[CHAPTER III]
THE BEGINNINGS OF EXPERIENCE IN BORDER WARFARE

I. GETTING USED TO ROUGHING IT

From the aristocratic tables and home comforts of Mount Vernon and Belvoir, the youthful Washington began roughing it in the forests and along the streams of the Shenandoah. He had begun to adapt himself to the primitive conditions of his country and to share the coarse fare of the commoners that composed the civilization of the new world.

To one of his friends, he wrote: “I have not slept more than three or four nights in a bed, but, after walking a good deal all day, I have lain down before the fire upon a little straw or fodder, or a bearskin, whichever was to be had, with man, wife and children, like dogs and cats; and happy is he who gets the berth nearest the fire.”

He wrote in his note-book that he received, when in active service, a doubloon per day, which was $7.20 in gold and worth much more than that correspondingly at that time. These first wages are in sharp contrast to those received by Lincoln, and the preparation for life coming to the two men was as notably different as their mission and as their times.

Soon after this, Washington, though only a boy, was appointed official surveyor for the government, and so accurate were his surveys that they have ever remained the undisputed authority. Meantime, he had an eye to the practical, and, as a result, the choicest parts of the Shenandoah Valley came into possession of the Washingtons and remained with them for many generations.
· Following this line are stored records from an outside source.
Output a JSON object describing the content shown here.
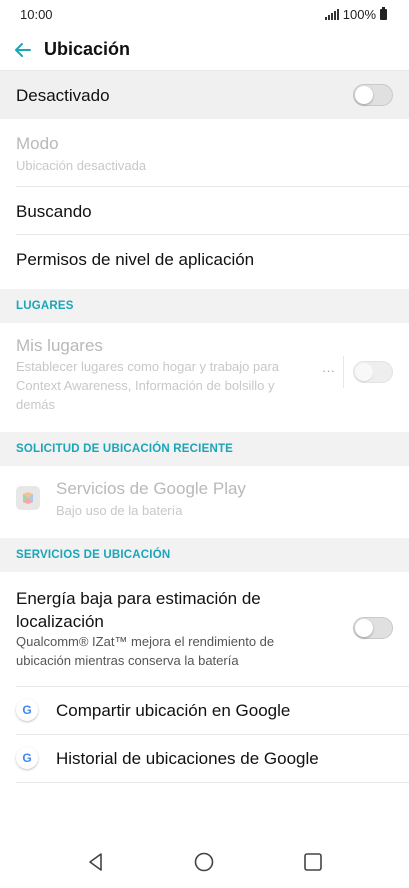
{
  "status_bar": {
    "time": "10:00",
    "battery": "100%"
  },
  "header": {
    "title": "Ubicación"
  },
  "master_toggle": {
    "label": "Desactivado",
    "state": "off"
  },
  "mode": {
    "label": "Modo",
    "summary": "Ubicación desactivada"
  },
  "searching": {
    "label": "Buscando"
  },
  "app_permissions": {
    "label": "Permisos de nivel de aplicación"
  },
  "places": {
    "header": "LUGARES",
    "item": {
      "label": "Mis lugares",
      "summary_line1": "Establecer lugares como hogar y trabajo para",
      "summary_line2": "Context Awareness, Información de bolsillo y",
      "summary_line3": "demás",
      "more": "···",
      "state": "off"
    }
  },
  "recent": {
    "header": "SOLICITUD DE UBICACIÓN RECIENTE",
    "item": {
      "label": "Servicios de Google Play",
      "summary": "Bajo uso de la batería",
      "icon": "google-play-services-icon"
    }
  },
  "services": {
    "header": "SERVICIOS DE UBICACIÓN",
    "low_power": {
      "label_line1": "Energía baja para estimación de",
      "label_line2": "localización",
      "summary_line1": "Qualcomm® IZat™ mejora el rendimiento de",
      "summary_line2": "ubicación mientras conserva la batería",
      "state": "off"
    },
    "share": {
      "label": "Compartir ubicación en Google",
      "icon": "google-icon",
      "icon_glyph": "G"
    },
    "history": {
      "label": "Historial de ubicaciones de Google",
      "icon": "google-icon",
      "icon_glyph": "G"
    }
  },
  "colors": {
    "accent": "#1aa5b8",
    "section_bg": "#f2f2f2",
    "highlight_row": "#f0f0f0",
    "disabled_text": "#b9b9b9"
  }
}
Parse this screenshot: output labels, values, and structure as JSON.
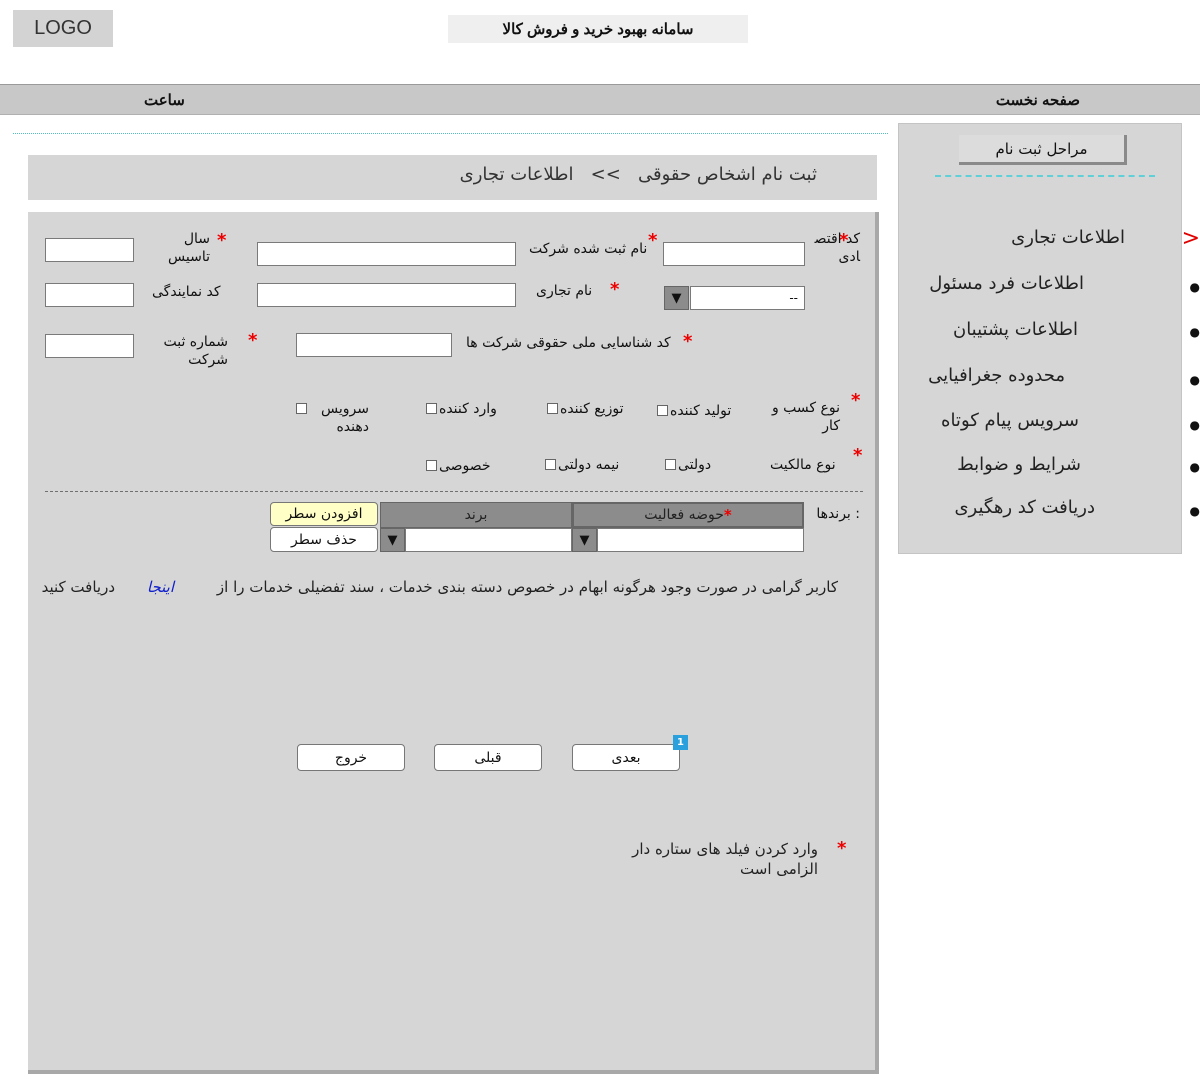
{
  "header": {
    "logo": "LOGO",
    "system_title": "سامانه بهبود خرید و فروش کالا"
  },
  "nav": {
    "home": "صفحه نخست",
    "clock": "ساعت"
  },
  "sidebar": {
    "steps_button": "مراحل ثبت نام",
    "items": [
      {
        "label": "اطلاعات تجاری",
        "marker": "<"
      },
      {
        "label": "اطلاعات فرد مسئول",
        "marker": "●"
      },
      {
        "label": "اطلاعات پشتیبان",
        "marker": "●"
      },
      {
        "label": "محدوده جغرافیایی",
        "marker": "●"
      },
      {
        "label": "سرویس پیام کوتاه",
        "marker": "●"
      },
      {
        "label": "شرایط و ضوابط",
        "marker": "●"
      },
      {
        "label": "دریافت کد رهگیری",
        "marker": "●"
      }
    ]
  },
  "breadcrumb": {
    "part1": "ثبت نام اشخاص حقوقی",
    "separator": ">>",
    "part2": "اطلاعات تجاری"
  },
  "form": {
    "star": "*",
    "economic_code_label": "کد اقتصادی",
    "registered_name_label": "نام ثبت شده شرکت",
    "founding_year_label": "سال تاسیس",
    "activity_select_value": "--",
    "trade_name_label": "نام تجاری",
    "agency_code_label": "کد نمایندگی",
    "national_id_label": "کد شناسایی ملی حقوقی شرکت ها",
    "company_reg_number_label": "شماره ثبت شرکت",
    "business_type_label": "نوع کسب و کار",
    "business_types": [
      "تولید کننده",
      "توزیع کننده",
      "وارد کننده",
      "سرویس دهنده"
    ],
    "ownership_label": "نوع مالکیت",
    "ownership_types": [
      "دولتی",
      "نیمه دولتی",
      "خصوصی"
    ],
    "brands_label": ": برندها",
    "col_activity": "حوضه فعالیت",
    "col_brand": "برند",
    "add_row": "افزودن سطر",
    "delete_row": "حذف سطر"
  },
  "notice": {
    "text_before": "کاربر گرامی در صورت  وجود هرگونه ابهام در خصوص دسته بندی خدمات ، سند تفضیلی خدمات را  از",
    "link": "اینجا",
    "text_after": "دریافت کنید"
  },
  "buttons": {
    "next": "بعدی",
    "prev": "قبلی",
    "exit": "خروج",
    "next_badge": "1"
  },
  "required_note": "وارد کردن فیلد های ستاره دار الزامی است"
}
The able and talented young gentleman was frequently for long periods the guest of Lord Fairfax, after Lord Fairfax had moved from Belvoir to his “quarters” beyond the Blue Ridge, which he had made into a spacious new home named Greenway Court. All the culture of England was gathered there and nothing was failing to give the young man a clear idea of the social and political conditions of the world.

World history has much to do in making individual history and so it was with Washington. England and France were rivals and at war. The war came to a close, and, so anxious was each for peace, that they settled their home differences and left to the future their rivalry for territory in North America. It then became a race for them, who could occupy and defend territory the most rapidly. The vast overlapping claims ran down from the Saint Lawrence River to the Ohio River and on to the Mississippi.